Case 2 (When ri' > ri):
This happens when parent palindrome's right end is less than child palindrome's right end than this become same special case 2 we discussed above. In this case Predicted value of LPS is greater than actual and its actual value corresponds child palindrome right end to ri instead of ri'as we discussed above. Hence actual value of LPS[j] is 2*(ri - j)+1 because right end is at ri and j is its centre of child palindrome about which we are discussing.
Case 3 (When ri' < ri): This happens when parent palindrome's right end is greater than child palindrome's right end than this become normal case.In this case predicted LPS[i] is correct because child palindrome is fully contined in parent palindrome.
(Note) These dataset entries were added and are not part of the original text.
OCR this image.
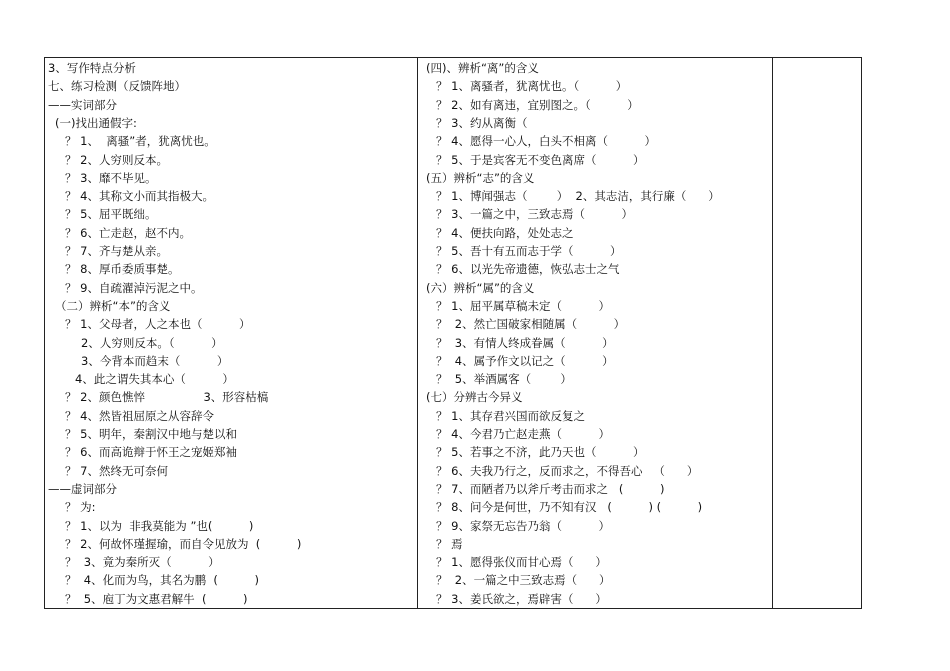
3、写作特点分析
七、练习检测（反馈阵地）
——实词部分
(一)找出通假字:
？ 1、  离骚”者，犹离忧也。
？ 2、人穷则反本。
？ 3、靡不毕见。
？ 4、其称文小而其指极大。
？ 5、屈平既绌。
？ 6、亡走赵，赵不内。
？ 7、齐与楚从亲。
？ 8、厚币委质事楚。
？ 9、自疏濯淖污泥之中。
（二）辨析“本”的含义
？ 1、父母者，人之本也（          ）
2、人穷则反本。（          ）
3、今背本而趋末（          ）
4、此之谓失其本心（          ）
？ 2、颜色憔悴                3、形容枯槁
？ 4、然皆祖屈原之从容辞令
？ 5、明年，秦割汉中地与楚以和
？ 6、而高诡辩于怀王之宠姬郑袖
？ 7、然终无可奈何
——虚词部分
？ 为:
？ 1、以为  非我莫能为 ”也(          )
？ 2、何故怀瑾握瑜，而自令见放为  (          )
？  3、竟为秦所灭（          ）
？  4、化而为鸟，其名为鹏  (          )
？  5、庖丁为文惠君解牛  (          )
(四)、辨析“离”的含义
？ 1、离骚者，犹离忧也。（          ）
？ 2、如有离违，宜别图之。（          ）
？ 3、约从离衡（
？ 4、愿得一心人，白头不相离（          ）
？ 5、于是宾客无不变色离席（          ）
(五）辨析“志”的含义
？ 1、博闻强志（        ）  2、其志洁，其行廉（      ）
？ 3、一篇之中，三致志焉（          ）
？ 4、便扶向路，处处志之
？ 5、吾十有五而志于学（          ）
？ 6、以光先帝遗德，恢弘志士之气
(六）辨析“属”的含义
？ 1、屈平属草稿未定（          ）
？  2、然亡国破家相随属（          ）
？  3、有情人终成眷属（          ）
？  4、属予作文以记之（          ）
？  5、举酒属客（        ）
(七）分辨古今异义
？ 1、其存君兴国而欲反复之
？ 4、今君乃亡赵走燕（          ）
？ 5、若事之不济，此乃天也（          ）
？ 6、夫我乃行之，反而求之，不得吾心   （      ）
？ 7、而陋者乃以斧斤考击而求之   (          )
？ 8、问今是何世，乃不知有汉   (          ) (          )
？ 9、家祭无忘告乃翁（          ）
？ 焉
？ 1、愿得张仪而甘心焉（      ）
？  2、一篇之中三致志焉（      ）
？ 3、姜氏欲之，焉辟害（      ）
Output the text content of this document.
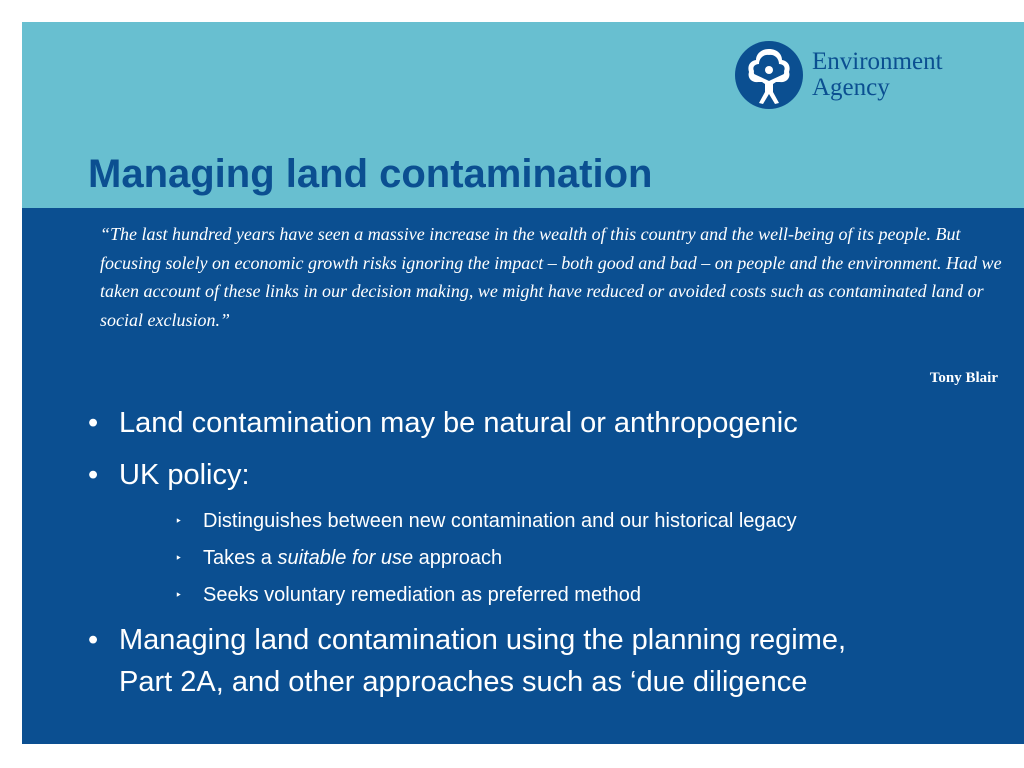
Environment
Agency
Managing land contamination

“The last hundred years have seen a massive increase in the wealth of this country and the well-being of its people. But focusing solely on economic growth risks ignoring the impact – both good and bad – on people and the environment. Had we taken account of these links in our decision making, we might have reduced or avoided costs such as contaminated land or social exclusion.”

Tony Blair
• Land contamination may be natural or anthropogenic
• UK policy:
‣ Distinguishes between new contamination and our historical legacy
‣ Takes a suitable for use approach
‣ Seeks voluntary remediation as preferred method
• Managing land contamination using the planning regime, Part 2A, and other approaches such as ‘due diligence
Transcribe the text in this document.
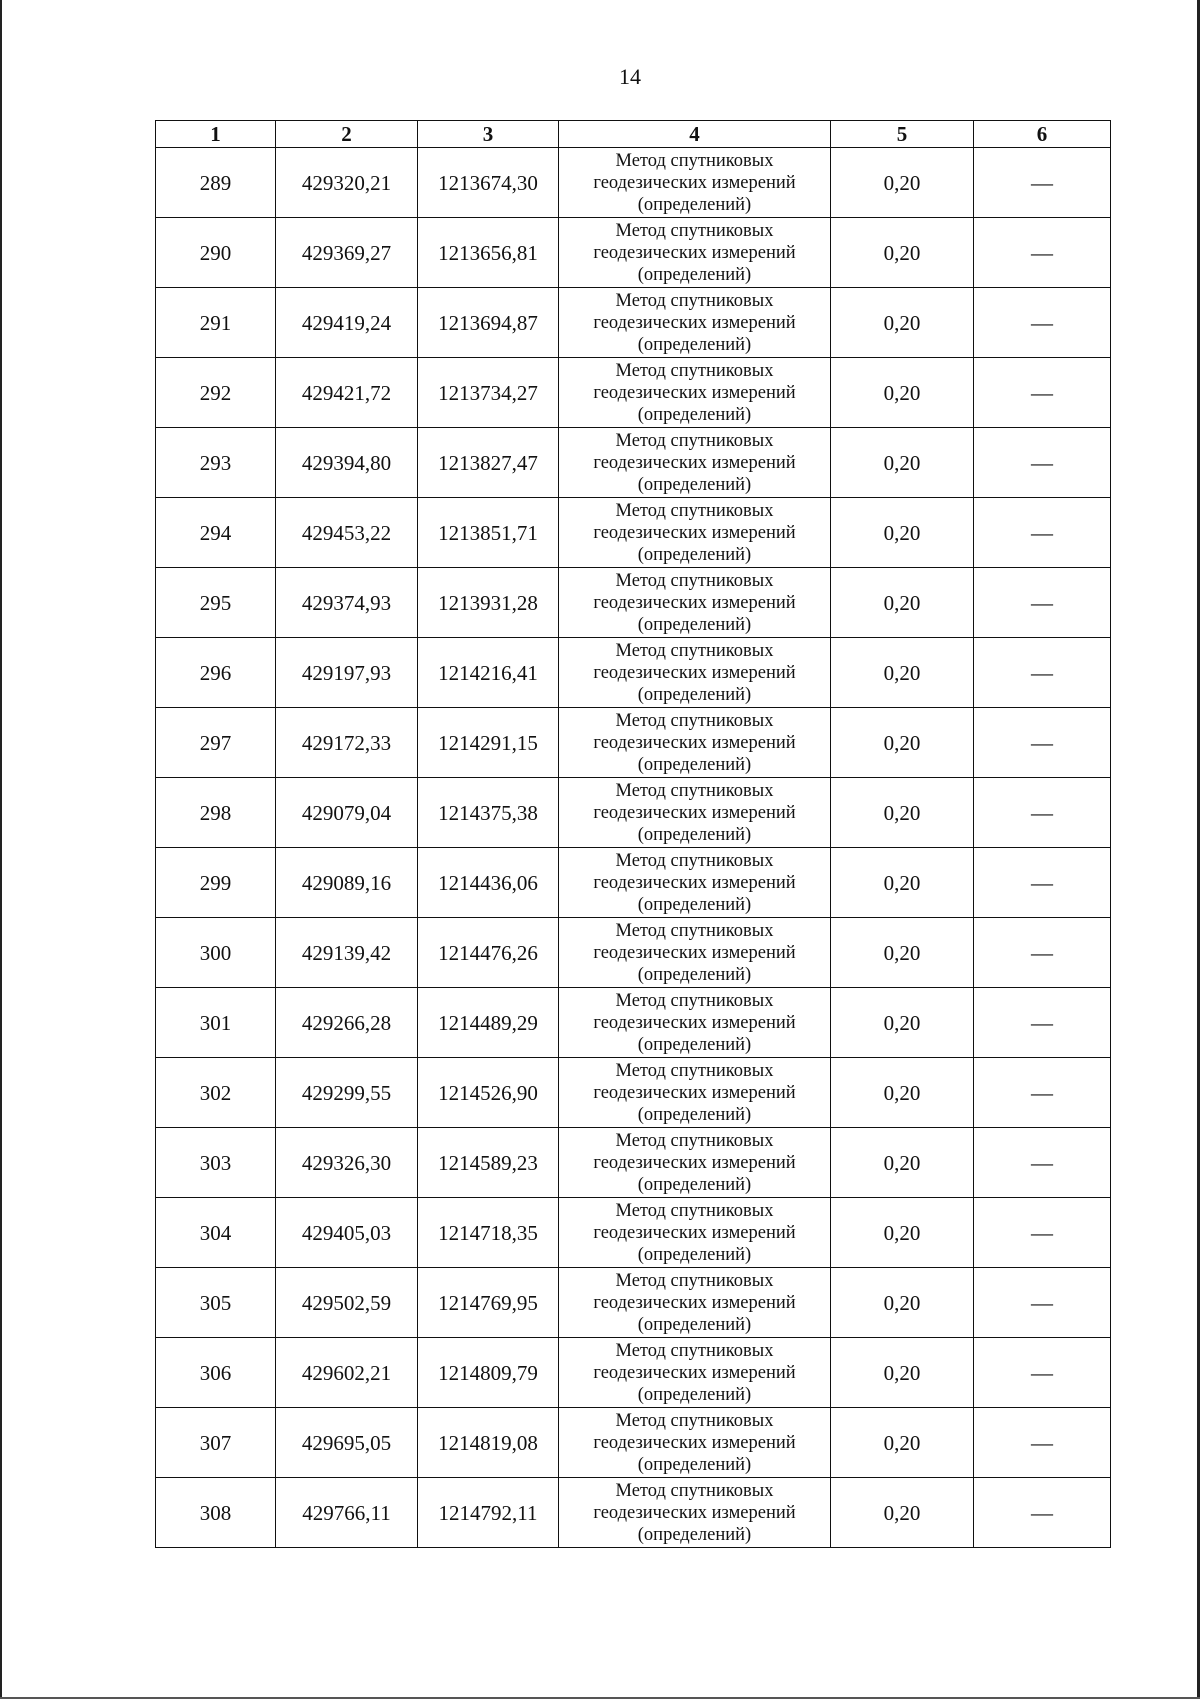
14
1	2	3	4	5	6
289	429320,21	1213674,30	Метод спутниковых
геодезических измерений
(определений)	0,20	—
290	429369,27	1213656,81	Метод спутниковых
геодезических измерений
(определений)	0,20	—
291	429419,24	1213694,87	Метод спутниковых
геодезических измерений
(определений)	0,20	—
292	429421,72	1213734,27	Метод спутниковых
геодезических измерений
(определений)	0,20	—
293	429394,80	1213827,47	Метод спутниковых
геодезических измерений
(определений)	0,20	—
294	429453,22	1213851,71	Метод спутниковых
геодезических измерений
(определений)	0,20	—
295	429374,93	1213931,28	Метод спутниковых
геодезических измерений
(определений)	0,20	—
296	429197,93	1214216,41	Метод спутниковых
геодезических измерений
(определений)	0,20	—
297	429172,33	1214291,15	Метод спутниковых
геодезических измерений
(определений)	0,20	—
298	429079,04	1214375,38	Метод спутниковых
геодезических измерений
(определений)	0,20	—
299	429089,16	1214436,06	Метод спутниковых
геодезических измерений
(определений)	0,20	—
300	429139,42	1214476,26	Метод спутниковых
геодезических измерений
(определений)	0,20	—
301	429266,28	1214489,29	Метод спутниковых
геодезических измерений
(определений)	0,20	—
302	429299,55	1214526,90	Метод спутниковых
геодезических измерений
(определений)	0,20	—
303	429326,30	1214589,23	Метод спутниковых
геодезических измерений
(определений)	0,20	—
304	429405,03	1214718,35	Метод спутниковых
геодезических измерений
(определений)	0,20	—
305	429502,59	1214769,95	Метод спутниковых
геодезических измерений
(определений)	0,20	—
306	429602,21	1214809,79	Метод спутниковых
геодезических измерений
(определений)	0,20	—
307	429695,05	1214819,08	Метод спутниковых
геодезических измерений
(определений)	0,20	—
308	429766,11	1214792,11	Метод спутниковых
геодезических измерений
(определений)	0,20	—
Longest even length palindromic Substring

To find longest even length palindromic substring we are going to use exact same algorithm which we have discussed above for odd length palindrome but before applying that algorithm we modify string. For example consider below example:
 1. Let us we have string s = "abaab". Note that here longest 
    palindrome is "baab" of length 4.
 
 2. Then we construct a modified string s1 = "$a$b$a$a$b$".
 
 3. Now we apply algorithm to find longest odd length palindrome in this 
    modified string s1 which give us an longest odd length 
    palindromic substring which is "$b$a$a$b$" of length 9.
    
 4. Now just remove all '$' sign from palindrome and we will get 
    our longest even length palindrome. 
    For example "$b$a$a$b$" --> "baab".

Complexity

Time Complexity:O(n)
Space Complexity: O(n)

Implementation


#include <bits/stdc++.h>
using namespace std;
vector <int> createLPS(string s)
{
	vector <int> LPS(s.size(), 1);
	int i, j, ri = 0, li = 0, centre = 0;
	/* li stores starting position of parent palindrome
	   ri stores end position of parent palindrome
	   centre stores the index of element around which palindrome exists
	*/
	for(i=1; i < s.size(); i++)
	{
		if(i <= ri)
		{
			LPS[i] = LPS[centre - (i-centre)];
			if((i+ (LPS[i]-1)/2) > ri) // Case2 condition
				LPS[i] = 2 *(ri- i) + 1;
			else if((i+ (LPS[i]-1)/2) == ri) // Case 1 condition
			{
				j = (LPS[i]-1)/2 + 1;
				while((i+j) < s.size() && (i-j)>= 0 && s[i+j]==s[i-j])
					j++;
				j--;
				LPS[i] = 2*j +1;
				centre= i;
				li= i- j;
				ri= i+ j; 
			}
		}
		else
		{
           /*When index i for which we are calculating LPS is not inside parent palindrome.*/
			j=1;
			while((i+j) < s.size() && (i-j)>= 0 && s[i+j]==s[i-j])
					j++;
				j--;
				LPS[i] = 2*j +1;
				centre= i;
				li= i- j;
				ri= i+ j;
		}

	}
	return LPS;
}

int main()
{
	string s, s1="$";
	cin >> s;
	pair< int, int> ans = make_pair(0, 1); 
	//ans pair stores size of longest palindrome and index of first character of longest palindrom
	
	////
	vector<int> LPS = createLPS(s);
	for(int i=0; i < LPS.size(); i++)
	{
		if(LPS[i] > ans.first)
		{
			ans.first = LPS[i];
			ans.second = i - (LPS[i]-1)/2;
		}
	}
	////////////// Above calculation is for finding longest Odd length palindrome

	/////////////
	for(int i =0; i < s.size(); i++)
	{
		// This loop appends $ sign in each gap of string (E.g: s = absana -->  s1= $a$b$s$a$n$a$)
		s1.push_back(s[i]);
		s1.push_back('$');
	}
	LPS = createLPS(s1);
	for(int i=0; i < LPS.size(); i++)
	{
		if((LPS[i]-1)/2 > ans.first)
		{
			ans.first = (LPS[i]-1)/2;
			ans.second = (i - (LPS[i]-1)/2)/2;
		}
	}
	/////////////Above calculation is for finding longest Even length palindrome

	cout << "Longest palindrome length is " << ans.first << " and it is started from index :" << ans.second; 
}

Application

  1. Manacher's algorithm is used to find longest palindromic substring in linear time complexity.